Namun, begitu mereka tiba di kamar, tubuh anak kecil itu sudah bersimbah darah, yang keluar dari setiap lubang ditubuhnya.

Tubuh anak itu pun telah melemas dengan mata terbuka. Sontak, hal itu membuat istri lek Tarjo berteriak histeris sampai akhirnya tergeletak pinsan didepan jasad anaknya.

Begitu juga dengan mertua pak tarjo, yang langsung berlari keluar dari rumah dan berteriak minta tolong.

Teriakan mertua lek Tarjo membuat warga kampung kaget dan berdatangan menuju rumahnya.

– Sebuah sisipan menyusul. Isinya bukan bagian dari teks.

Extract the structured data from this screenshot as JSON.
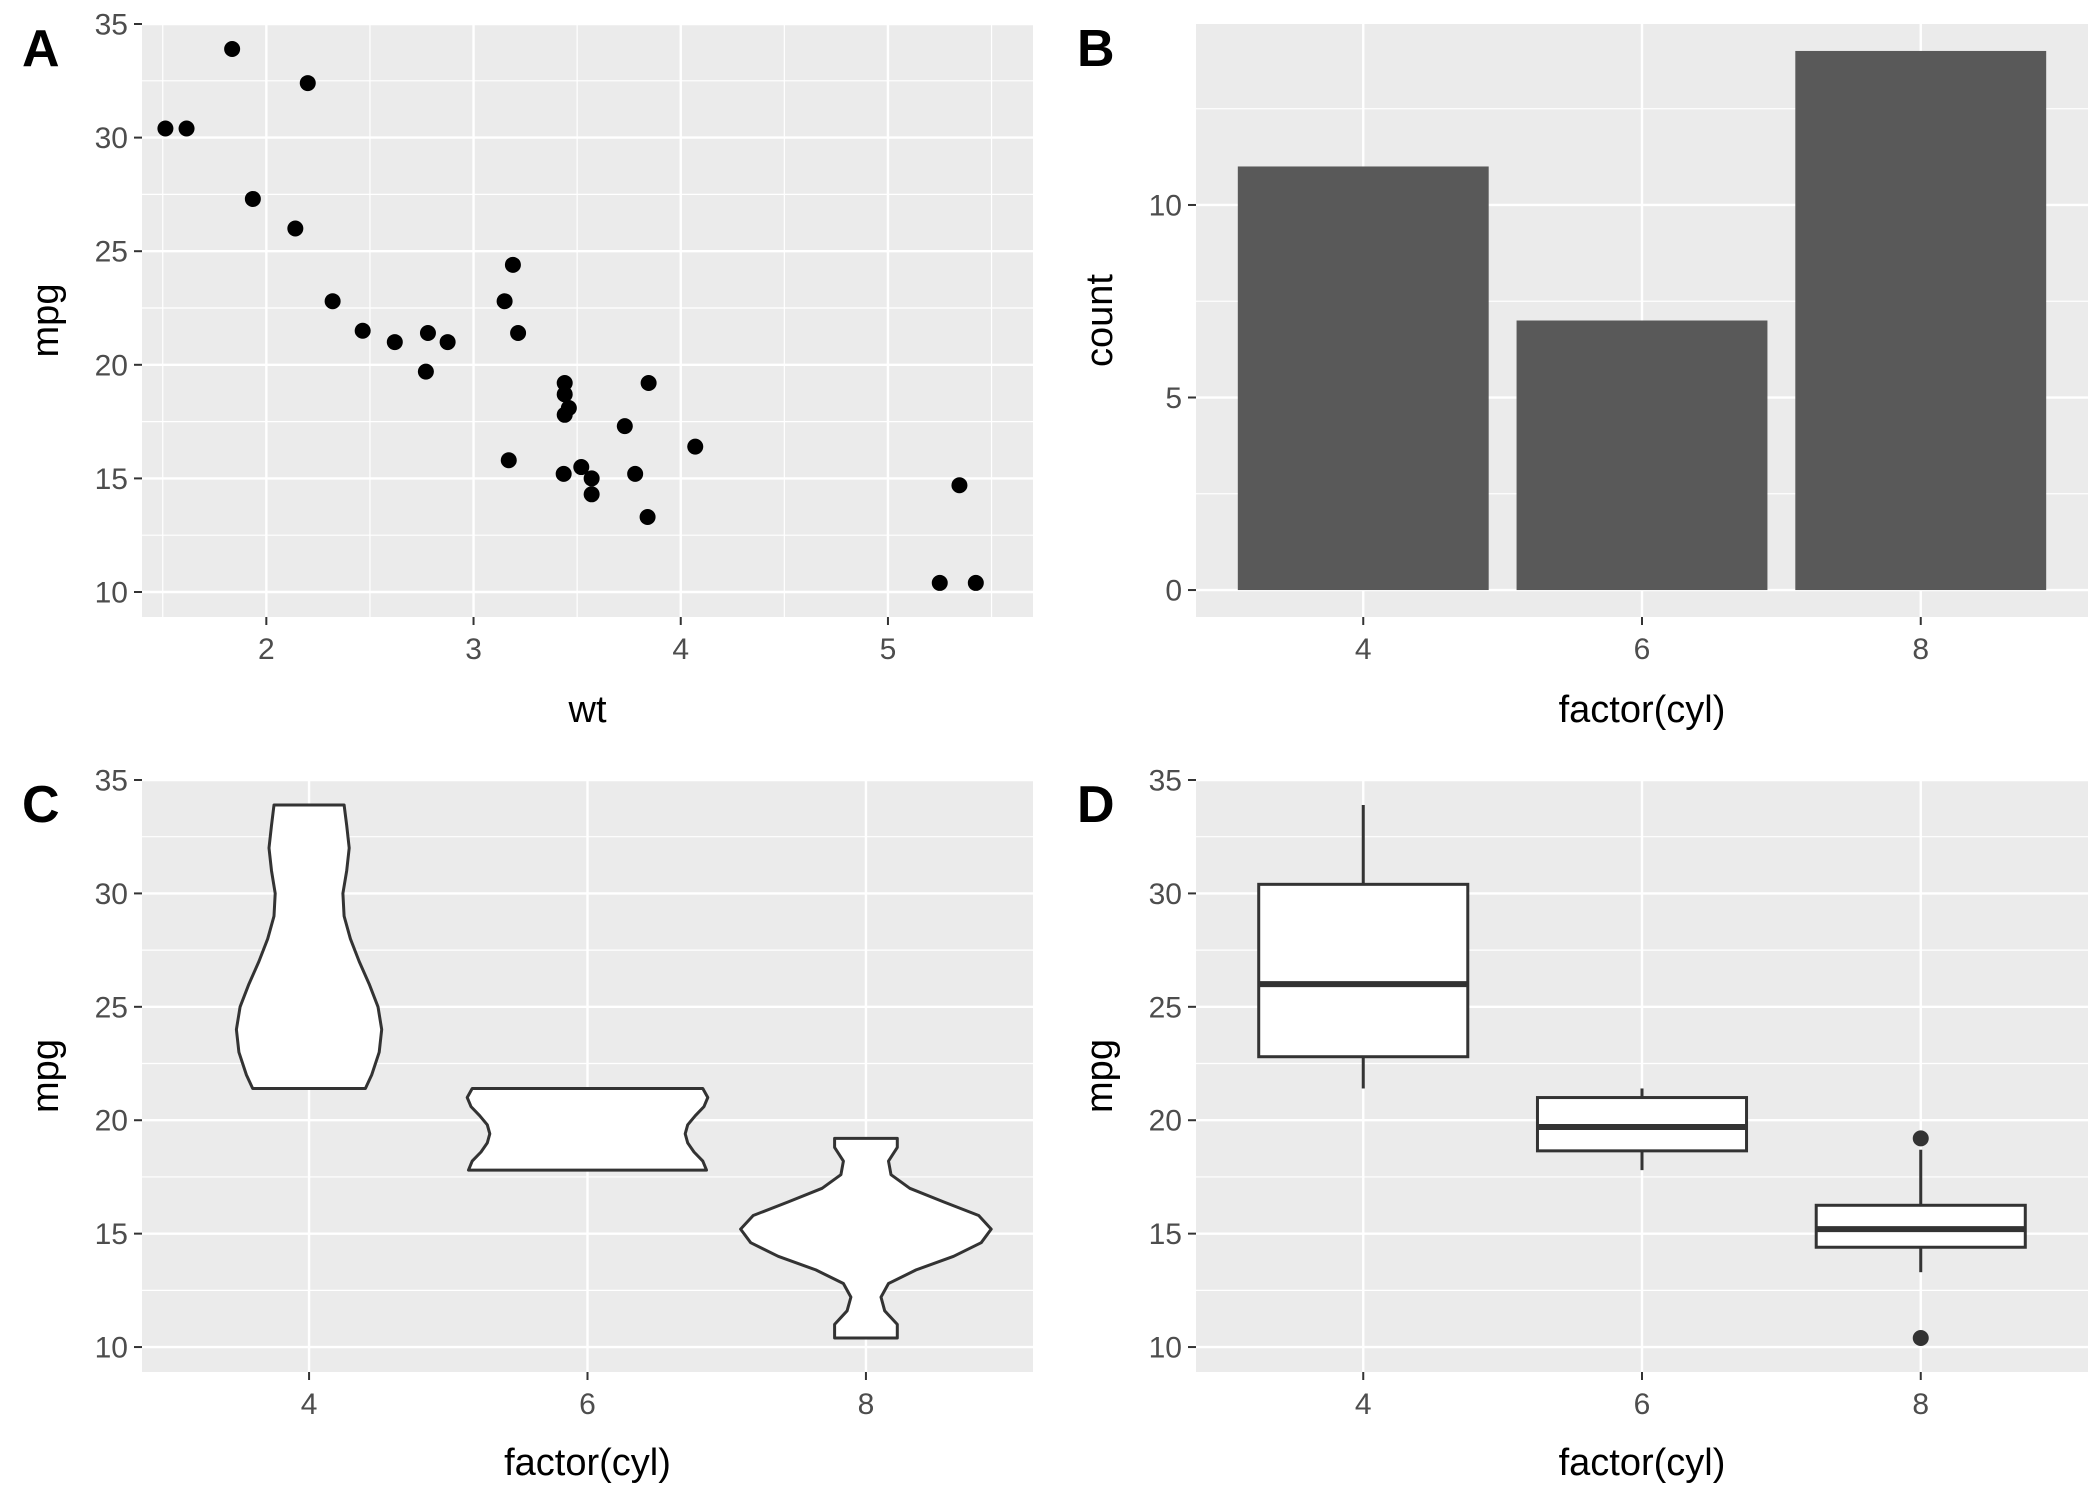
{
  "chart_data": [
    {
      "tag": "A",
      "type": "scatter",
      "xlabel": "wt",
      "ylabel": "mpg",
      "xlim": [
        1.4,
        5.7
      ],
      "ylim": [
        8.9,
        35.0
      ],
      "xticks": [
        2,
        3,
        4,
        5
      ],
      "yticks": [
        10,
        15,
        20,
        25,
        30,
        35
      ],
      "grid": true,
      "points": [
        {
          "x": 2.62,
          "y": 21.0
        },
        {
          "x": 2.875,
          "y": 21.0
        },
        {
          "x": 2.32,
          "y": 22.8
        },
        {
          "x": 3.215,
          "y": 21.4
        },
        {
          "x": 3.44,
          "y": 18.7
        },
        {
          "x": 3.46,
          "y": 18.1
        },
        {
          "x": 3.57,
          "y": 14.3
        },
        {
          "x": 3.19,
          "y": 24.4
        },
        {
          "x": 3.15,
          "y": 22.8
        },
        {
          "x": 3.44,
          "y": 19.2
        },
        {
          "x": 3.44,
          "y": 17.8
        },
        {
          "x": 4.07,
          "y": 16.4
        },
        {
          "x": 3.73,
          "y": 17.3
        },
        {
          "x": 3.78,
          "y": 15.2
        },
        {
          "x": 5.25,
          "y": 10.4
        },
        {
          "x": 5.424,
          "y": 10.4
        },
        {
          "x": 5.345,
          "y": 14.7
        },
        {
          "x": 2.2,
          "y": 32.4
        },
        {
          "x": 1.615,
          "y": 30.4
        },
        {
          "x": 1.835,
          "y": 33.9
        },
        {
          "x": 2.465,
          "y": 21.5
        },
        {
          "x": 3.52,
          "y": 15.5
        },
        {
          "x": 3.435,
          "y": 15.2
        },
        {
          "x": 3.84,
          "y": 13.3
        },
        {
          "x": 3.845,
          "y": 19.2
        },
        {
          "x": 1.935,
          "y": 27.3
        },
        {
          "x": 2.14,
          "y": 26.0
        },
        {
          "x": 1.513,
          "y": 30.4
        },
        {
          "x": 3.17,
          "y": 15.8
        },
        {
          "x": 2.77,
          "y": 19.7
        },
        {
          "x": 3.57,
          "y": 15.0
        },
        {
          "x": 2.78,
          "y": 21.4
        }
      ]
    },
    {
      "tag": "B",
      "type": "bar",
      "xlabel": "factor(cyl)",
      "ylabel": "count",
      "categories": [
        "4",
        "6",
        "8"
      ],
      "values": [
        11,
        7,
        14
      ],
      "ylim": [
        -0.7,
        14.7
      ],
      "yticks": [
        0,
        5,
        10
      ],
      "grid": true
    },
    {
      "tag": "C",
      "type": "violin",
      "xlabel": "factor(cyl)",
      "ylabel": "mpg",
      "categories": [
        "4",
        "6",
        "8"
      ],
      "ylim": [
        8.9,
        35.0
      ],
      "yticks": [
        10,
        15,
        20,
        25,
        30,
        35
      ],
      "grid": true,
      "violins": [
        {
          "profile": [
            [
              21.4,
              0.45
            ],
            [
              22.0,
              0.5
            ],
            [
              23.0,
              0.56
            ],
            [
              24.0,
              0.58
            ],
            [
              25.0,
              0.55
            ],
            [
              26.0,
              0.48
            ],
            [
              27.0,
              0.4
            ],
            [
              28.0,
              0.33
            ],
            [
              29.0,
              0.28
            ],
            [
              30.0,
              0.27
            ],
            [
              31.0,
              0.3
            ],
            [
              32.0,
              0.32
            ],
            [
              33.0,
              0.3
            ],
            [
              33.9,
              0.28
            ]
          ]
        },
        {
          "profile": [
            [
              17.8,
              0.95
            ],
            [
              18.2,
              0.92
            ],
            [
              18.6,
              0.85
            ],
            [
              19.0,
              0.8
            ],
            [
              19.4,
              0.78
            ],
            [
              19.8,
              0.8
            ],
            [
              20.2,
              0.86
            ],
            [
              20.6,
              0.93
            ],
            [
              21.0,
              0.96
            ],
            [
              21.4,
              0.92
            ]
          ]
        },
        {
          "profile": [
            [
              10.4,
              0.25
            ],
            [
              11.0,
              0.25
            ],
            [
              11.6,
              0.15
            ],
            [
              12.2,
              0.12
            ],
            [
              12.8,
              0.18
            ],
            [
              13.4,
              0.4
            ],
            [
              14.0,
              0.7
            ],
            [
              14.6,
              0.92
            ],
            [
              15.2,
              1.0
            ],
            [
              15.8,
              0.9
            ],
            [
              16.4,
              0.62
            ],
            [
              17.0,
              0.35
            ],
            [
              17.6,
              0.2
            ],
            [
              18.2,
              0.18
            ],
            [
              18.8,
              0.25
            ],
            [
              19.2,
              0.25
            ]
          ]
        }
      ]
    },
    {
      "tag": "D",
      "type": "box",
      "xlabel": "factor(cyl)",
      "ylabel": "mpg",
      "categories": [
        "4",
        "6",
        "8"
      ],
      "ylim": [
        8.9,
        35.0
      ],
      "yticks": [
        10,
        15,
        20,
        25,
        30,
        35
      ],
      "grid": true,
      "boxes": [
        {
          "lower_whisker": 21.4,
          "q1": 22.8,
          "median": 26.0,
          "q3": 30.4,
          "upper_whisker": 33.9,
          "outliers": []
        },
        {
          "lower_whisker": 17.8,
          "q1": 18.65,
          "median": 19.7,
          "q3": 21.0,
          "upper_whisker": 21.4,
          "outliers": []
        },
        {
          "lower_whisker": 13.3,
          "q1": 14.4,
          "median": 15.2,
          "q3": 16.25,
          "upper_whisker": 18.7,
          "outliers": [
            10.4,
            19.2
          ]
        }
      ]
    }
  ]
}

Salah satu yang datang merupakan seorang kyai desa, yang saat melihat kondisi anak itu langsung menanyakan keberadaan lek Tarjo.

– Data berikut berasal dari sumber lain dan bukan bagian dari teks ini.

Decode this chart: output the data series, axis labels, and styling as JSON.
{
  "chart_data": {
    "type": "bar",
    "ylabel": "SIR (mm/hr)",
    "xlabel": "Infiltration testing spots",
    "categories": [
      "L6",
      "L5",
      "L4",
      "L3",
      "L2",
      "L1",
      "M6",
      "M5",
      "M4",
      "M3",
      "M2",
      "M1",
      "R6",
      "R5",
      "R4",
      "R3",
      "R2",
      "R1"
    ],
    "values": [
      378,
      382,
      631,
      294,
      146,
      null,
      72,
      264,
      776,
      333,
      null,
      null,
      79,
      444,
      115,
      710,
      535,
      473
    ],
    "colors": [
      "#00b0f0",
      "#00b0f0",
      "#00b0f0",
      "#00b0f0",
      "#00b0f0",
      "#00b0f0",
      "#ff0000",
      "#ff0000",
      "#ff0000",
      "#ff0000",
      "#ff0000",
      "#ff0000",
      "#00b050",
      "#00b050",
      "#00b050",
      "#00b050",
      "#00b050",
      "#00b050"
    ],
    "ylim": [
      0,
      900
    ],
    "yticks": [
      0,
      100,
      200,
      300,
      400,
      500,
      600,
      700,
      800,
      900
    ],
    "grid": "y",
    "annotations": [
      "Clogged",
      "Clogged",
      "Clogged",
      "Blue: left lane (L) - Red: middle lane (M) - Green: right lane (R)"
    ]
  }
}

"Iki lek Tarjo nang ngendi?"

(Ini pak Tarjo dimana?)

"Mau bengi kui jarene pak mancing pak yai. Mboh saiki nang ngendi wong e."

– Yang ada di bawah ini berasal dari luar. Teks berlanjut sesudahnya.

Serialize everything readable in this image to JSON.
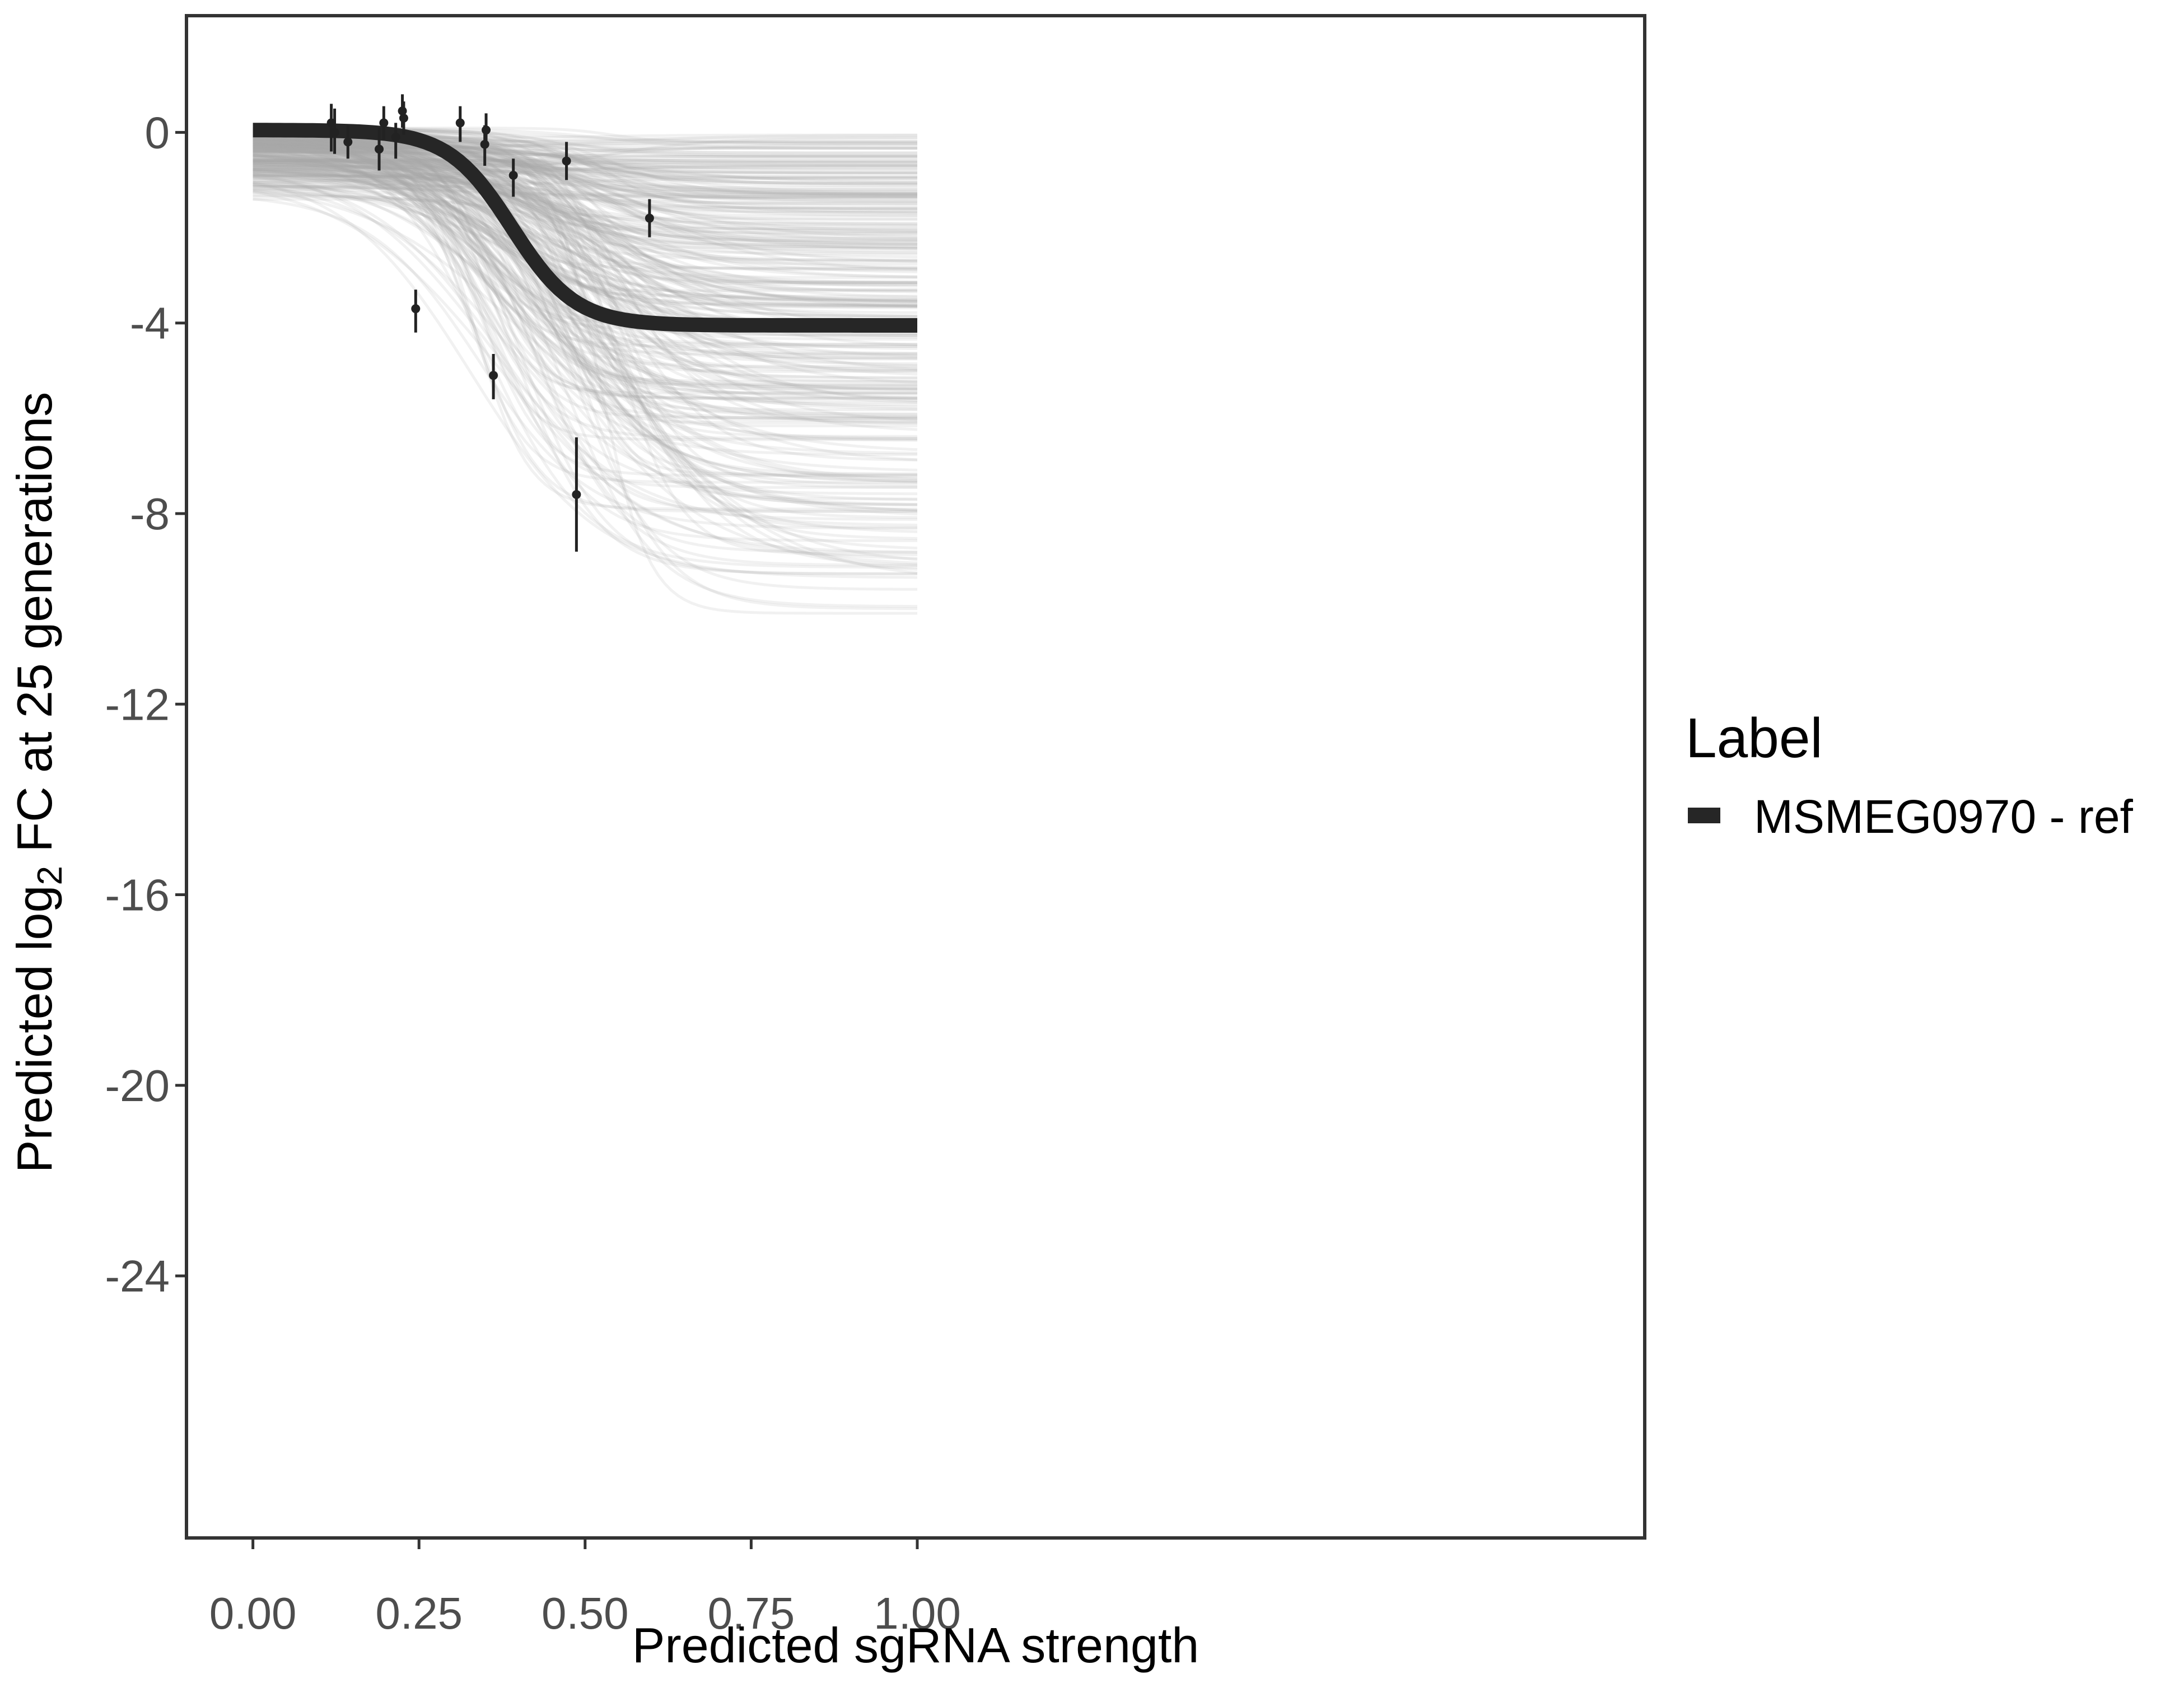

(Semalam katanya mau mancing pak kyai. Tak tau sekarang dimana orangnya.) jawab mertua lek Tarjo yang masih panik dan menangisi cucunya.

"Iki mesti ono opo-opo karo lek Tarjo. Lek-lek, ayo diluru bareng".

(Ini pasti ada apa-apa dengan Pak Tarjo. Bapak-bapak, ayo cari kita cari sama-sama)

Beberapa warga laki-laki pun mencoba mencari keberadaan lek Tarjo disekitar bantaran sungai itu. Namun, sampai matahari muncul pun belum ada yang berhasil menemukan lek Tarjo.

Dan siang itu, keluarga dhe Muin malah datang dan mencari dhe Muin yang ternyata pergi bersama lek Tarjo.

Dhe Muin dan lek tarjo menghilang selama seharian penuh. Dan miris, pak Tarjo tak sampai menyaksikan anaknya dimakamkan.

Kyai desa yang masih menemani keluarga pak Tarjo, lalu mengatakan sesuatu pada kedua keluarga yang kehilangan.

"Niki keluargane panjenengan, rogo lan sukmone iseh kesasar. Tapi bakale bali."

(Ini keluarga kalian, jiwa dan raganya masih tersesat. Tapi nantinya akan pulang). Jelas pak kyai.

"Sing disayangke, memang ono hal sing wes kadung kedadean. Njenengan ojo sampe nyalahke sopo-sopo masalah anakmu. Mungkin, pancen wes takdir e keluargamu kudu kelangan. Tapi, mugo-mugo ono hikmahe" (Sayangnya, memang ada hal yang sudah terlanjur terjadi. Kalian jangan menyalahkan siapapun perihal anakmu. 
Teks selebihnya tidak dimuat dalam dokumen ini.